= Fay Presto =

British magician

Fay Presto (born 17 May 1948) is the stage name of Letitia Winter, a British magician and member of The Inner Magic Circle known for her close-up magic.

==Career==
Winter's first job was as a lab assistant at an atomic energy research company, and she tried returning to study and working in sales before developing an interest in performing magic in her late thirties. She joined The Magic Circle, but was asked to leave when she began to transition. When The Magic Circle voted to allow women members in 1991, she was one of the first women to join.

As Presto, Winter specialises in close-up magic, and had held a residency at London's Langan's Brasserie since the start of her magic career. She is known for her "bottle through the table" trick, which was ranked as the 37th greatest magic trick of all time by Channel 4's 50 Greatest Magic Tricks.

Presto was part of the UK touring show Champions of Magic from 2014 to 2017, alongside fellow magicians Edward Hilsum, Alex McAleer and Young & Strange.

She was profiled in the BBC documentary series 40 Minutes in 1994 in the episode "Fay Presto: Illusions of Grandeur" directed by Sally George. In 2017, Presto was the subject of the documentary Fay Presto, the Queen of Close-up.

==Television appearances==

Winter has appeared in a number of documentaries and played herself in cameo roles.

| Year | Title | Role | Notes |
|---|---|---|---|
| 1994 | Fay Presto: Illusions of Grandeur | Herself |  |
| 1995 | The Car's The Star | Herself | Guest |
| 1995 | Paul Daniels' Secrets | Herself |  |
| 1995 | The Late Late Show | Herself | Guest |
| 2000 | Heroes of Magic | Herself |  |
| 2001 | Emmerdale | Herself | Cameo |
| 2002 | The Daily Show | Herself | Guest |
| 2002 | 50 Greatest Magic Tricks | Herself |  |
| 2006 | The Story of Light Entertainment | Herself |  |
| 2016 | When Magic Goes Horribly Wrong | Herself |  |
| 2017 | Fay Presto, Queen of Close-up | Herself |  |

==Awards and accolades==

In 1998 Winter was voted "Party Entertainer of the Year" by Tatler Magazine.

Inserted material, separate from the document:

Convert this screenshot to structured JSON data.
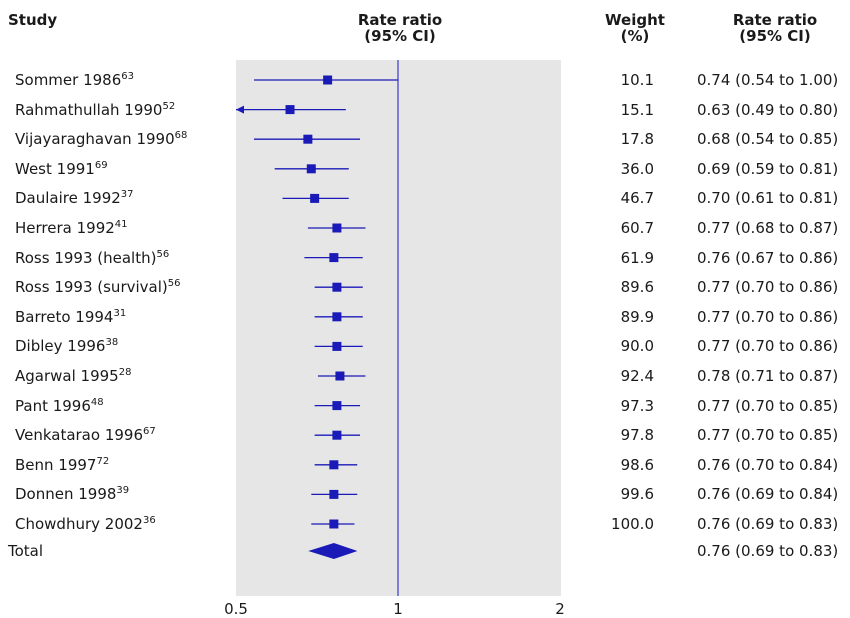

In 2012 Winter won the title of The Magic Circle Close-up Magician of the Year 2012.

In 2024 awarded the David Berglas Award for "Outstanding Contribution to Magic by a British magician" by The British Magical Society.

==Personal life and charity work==

Winter is a transgender woman, and regularly organises and performs in benefits to support the rights of women, children and the LGBT community. Before her transition, she performed in character as a female magician. She is an ambassador for Action for Children.